The protesters’ use of the chant “Jews will not replace us” was especially instructive. The chant referred to the lie that Jews were trying to replace the jobs of white people by promoting an influx of Latinos into this country.

Trump’s defense of these white supremacists was not an isolated incident. The truth is that stirring up racial and religious hatred has been central to his presidency. A feature, not a bug. And he has given legitimacy to the worst elements in this country.

We all recall that Trump began his 2016 political campaign by slandering undocumented Mexicans as “drug dealers, criminal, rapists” and called for a wall to be built along the Mexican border.

His campaign featured a call for a ban on Muslims coming into the country and an attack on Gold Star parents.

And he ended his campaign with a grainy video attacking globalists seeking to take American jobs away that showed the photos of three people – philanthropist George Soros, Goldman Sachs Chairman Lloyd Blankfein and then Federal Reserve Chairman Janet Yellin – all Jews.

While both left-wing and right-wing politicians have traded in incendiary tropes, the recent attacks on Jews in the country have been carried out by men who identify as white supremacists.

It was an ardent Trump supporter sending bombs to 12 Trump critics and the suspect in the attack on a Jewish synagogue in the Squirrel Hill neighborhood in Pittsburgh that killed 11 people and injured six others, including police officers.

The accused attacker in Squirrel Hill cited as his motivation the caravan of mostly women and children 800 miles from our border, which Trump called an “invasion” and suggested was funded by Soros.

The Times apologized for the publication of the anti-Semitic cartoon and for even being “largely silent as the anti-Semitism rose up and bathed the world in blood” in the 1930s and 1940s.
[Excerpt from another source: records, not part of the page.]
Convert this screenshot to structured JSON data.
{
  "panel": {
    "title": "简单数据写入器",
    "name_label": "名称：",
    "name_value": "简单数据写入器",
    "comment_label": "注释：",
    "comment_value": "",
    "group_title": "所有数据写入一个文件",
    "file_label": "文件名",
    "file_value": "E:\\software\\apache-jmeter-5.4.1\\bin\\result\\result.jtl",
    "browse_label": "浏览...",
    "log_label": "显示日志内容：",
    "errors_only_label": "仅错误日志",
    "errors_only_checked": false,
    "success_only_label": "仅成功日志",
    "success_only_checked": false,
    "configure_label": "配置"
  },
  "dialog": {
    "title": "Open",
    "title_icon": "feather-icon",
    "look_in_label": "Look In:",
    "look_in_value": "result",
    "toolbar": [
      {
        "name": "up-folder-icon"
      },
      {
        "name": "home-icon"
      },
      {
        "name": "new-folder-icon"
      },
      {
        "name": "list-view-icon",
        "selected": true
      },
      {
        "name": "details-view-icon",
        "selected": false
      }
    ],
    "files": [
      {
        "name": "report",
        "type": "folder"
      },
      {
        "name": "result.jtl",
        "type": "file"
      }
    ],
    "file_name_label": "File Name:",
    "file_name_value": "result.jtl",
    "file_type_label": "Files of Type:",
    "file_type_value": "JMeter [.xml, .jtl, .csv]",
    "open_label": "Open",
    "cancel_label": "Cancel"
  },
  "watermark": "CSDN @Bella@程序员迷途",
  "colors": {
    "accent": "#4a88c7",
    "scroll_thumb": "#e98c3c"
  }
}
The paper also announced changes in its international edition to prevent a repeat of the cartoon’s publication.

But Trump doubles down on his past remarks. And his supporters remain silent.

Prejudice against Jews or any other minority should not be tolerated no matter who says it. Limiting criticism to just one side of the political aisle makes that criticism a partisan argument easy to dismiss as politics as usual.

That is a very dangerous thing to do.